Here’s the gist: If the SHS deems it is against the “public interest” or if it would constitute a family hardship, and the person has not committed one of a few crimes referenced, but has committed some other crime or crimes, the Secretary can make an exception to the provisions dealing with deportation and admission.

That’s TWO…count ‘em…TWO disjuncts. Satisfaction of either would be sufficient to trigger the discretionary power. 

That means it is possible, according to this text, that there could be an illegal..er..undocumented person who has committed some crime, and has no family connections that would constitute hardships, and he or she would be allowed in, or allowed to stay, whatever the case may be. This would be OK according to the statute just so long as the SHS found the deportation or admission to be “against the public interest” whatever the hell that is supposed to mean.

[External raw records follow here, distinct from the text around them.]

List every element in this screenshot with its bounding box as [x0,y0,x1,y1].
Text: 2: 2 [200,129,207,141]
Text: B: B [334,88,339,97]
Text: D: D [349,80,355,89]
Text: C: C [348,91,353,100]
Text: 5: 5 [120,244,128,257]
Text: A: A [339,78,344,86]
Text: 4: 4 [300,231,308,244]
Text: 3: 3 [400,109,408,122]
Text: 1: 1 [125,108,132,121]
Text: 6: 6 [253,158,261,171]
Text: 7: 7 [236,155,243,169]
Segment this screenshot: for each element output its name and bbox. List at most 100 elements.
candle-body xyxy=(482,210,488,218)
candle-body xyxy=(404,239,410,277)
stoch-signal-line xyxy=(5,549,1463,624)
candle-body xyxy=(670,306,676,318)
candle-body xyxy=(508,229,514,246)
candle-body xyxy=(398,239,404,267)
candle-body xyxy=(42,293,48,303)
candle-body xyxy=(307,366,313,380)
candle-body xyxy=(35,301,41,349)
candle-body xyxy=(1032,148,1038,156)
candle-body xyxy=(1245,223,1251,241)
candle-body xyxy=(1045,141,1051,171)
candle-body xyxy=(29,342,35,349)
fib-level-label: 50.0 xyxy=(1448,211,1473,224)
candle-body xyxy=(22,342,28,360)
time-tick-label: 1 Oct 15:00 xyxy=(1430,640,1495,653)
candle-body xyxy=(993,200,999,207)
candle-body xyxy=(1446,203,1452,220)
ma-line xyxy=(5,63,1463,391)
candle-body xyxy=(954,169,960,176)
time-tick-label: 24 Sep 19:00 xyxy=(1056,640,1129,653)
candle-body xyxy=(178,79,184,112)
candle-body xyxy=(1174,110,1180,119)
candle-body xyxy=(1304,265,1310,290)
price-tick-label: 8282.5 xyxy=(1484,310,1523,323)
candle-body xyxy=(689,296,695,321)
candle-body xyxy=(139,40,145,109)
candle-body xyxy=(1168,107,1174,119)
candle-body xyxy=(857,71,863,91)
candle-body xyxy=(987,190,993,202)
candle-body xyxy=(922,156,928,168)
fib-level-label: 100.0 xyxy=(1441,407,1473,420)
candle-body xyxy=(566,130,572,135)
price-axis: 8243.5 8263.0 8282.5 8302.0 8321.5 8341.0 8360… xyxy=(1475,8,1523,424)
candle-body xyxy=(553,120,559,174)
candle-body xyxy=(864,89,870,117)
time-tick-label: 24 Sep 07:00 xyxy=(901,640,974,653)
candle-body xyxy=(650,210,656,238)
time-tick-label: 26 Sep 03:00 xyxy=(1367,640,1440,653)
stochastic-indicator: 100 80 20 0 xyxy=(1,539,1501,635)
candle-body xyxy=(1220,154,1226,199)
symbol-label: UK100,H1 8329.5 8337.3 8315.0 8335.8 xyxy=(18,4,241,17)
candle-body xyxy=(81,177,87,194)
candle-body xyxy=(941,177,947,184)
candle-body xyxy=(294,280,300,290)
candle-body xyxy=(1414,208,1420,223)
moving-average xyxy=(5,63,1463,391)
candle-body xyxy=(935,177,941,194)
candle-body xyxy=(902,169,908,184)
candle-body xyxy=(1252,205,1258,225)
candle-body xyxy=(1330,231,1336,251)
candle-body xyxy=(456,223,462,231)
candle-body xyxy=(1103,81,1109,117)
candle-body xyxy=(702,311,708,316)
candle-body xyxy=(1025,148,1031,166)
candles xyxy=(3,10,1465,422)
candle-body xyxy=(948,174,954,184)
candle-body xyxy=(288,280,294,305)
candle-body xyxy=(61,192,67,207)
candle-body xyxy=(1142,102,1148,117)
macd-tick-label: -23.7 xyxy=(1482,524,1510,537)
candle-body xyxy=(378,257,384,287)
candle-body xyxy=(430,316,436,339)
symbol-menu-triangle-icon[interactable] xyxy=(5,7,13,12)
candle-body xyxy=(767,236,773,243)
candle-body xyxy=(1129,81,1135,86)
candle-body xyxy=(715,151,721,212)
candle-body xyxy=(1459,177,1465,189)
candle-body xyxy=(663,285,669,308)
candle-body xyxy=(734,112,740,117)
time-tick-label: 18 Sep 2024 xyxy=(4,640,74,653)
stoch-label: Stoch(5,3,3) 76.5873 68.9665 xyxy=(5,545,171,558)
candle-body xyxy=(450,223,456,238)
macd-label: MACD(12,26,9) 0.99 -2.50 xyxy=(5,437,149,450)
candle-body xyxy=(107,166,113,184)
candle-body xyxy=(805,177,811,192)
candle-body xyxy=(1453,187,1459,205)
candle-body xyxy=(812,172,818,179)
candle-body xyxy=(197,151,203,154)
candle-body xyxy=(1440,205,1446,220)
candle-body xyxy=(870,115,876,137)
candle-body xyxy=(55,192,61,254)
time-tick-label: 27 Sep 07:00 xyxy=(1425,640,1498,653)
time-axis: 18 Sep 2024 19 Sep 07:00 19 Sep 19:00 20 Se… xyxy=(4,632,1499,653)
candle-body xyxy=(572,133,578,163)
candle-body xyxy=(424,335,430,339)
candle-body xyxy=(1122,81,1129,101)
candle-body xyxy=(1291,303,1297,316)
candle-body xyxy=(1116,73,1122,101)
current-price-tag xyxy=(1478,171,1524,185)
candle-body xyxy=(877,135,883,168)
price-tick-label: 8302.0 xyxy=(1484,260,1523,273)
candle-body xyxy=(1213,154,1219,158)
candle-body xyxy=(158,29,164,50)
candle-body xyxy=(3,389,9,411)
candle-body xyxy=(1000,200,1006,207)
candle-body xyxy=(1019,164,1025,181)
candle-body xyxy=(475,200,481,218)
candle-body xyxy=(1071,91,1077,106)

So, getting back to the point: this sort of legerdemain allows legislators to say that are not doing X while actually doing something very much like X. In this instance, legislators can say that they are not granting legal status to criminals when in fact, they are.  Without the crowd-sourcing of the blogosphere, twittersphere, & etc.. this provision might have never seen the light of day, it having been safely tucked away on page 1231. 

What is more, with the extremely short time-line being forced by the process, it is extremely unlikely that any one individual involved in the legislative process, let alone the Chief Executive of the United States, would have the time to read such lengthy bills before approving or disapproving them.

Sadly, this is becoming a norm for our Congress. They see nothing wrong with voting on such behemoth bills, written by scores of underlings, largely unread by the reps and President and adopting a ‘wait and see’ attitude toward the actual content (and consequences) of the bill.

If this indeed is now a linguistically accepted meaning of the word approval, it does not follow that it should be accepted in the moral sense of that term when it comes to 'matters of public interest'. 

What a load of old cobblers.


                                                       The Bill is too damn long!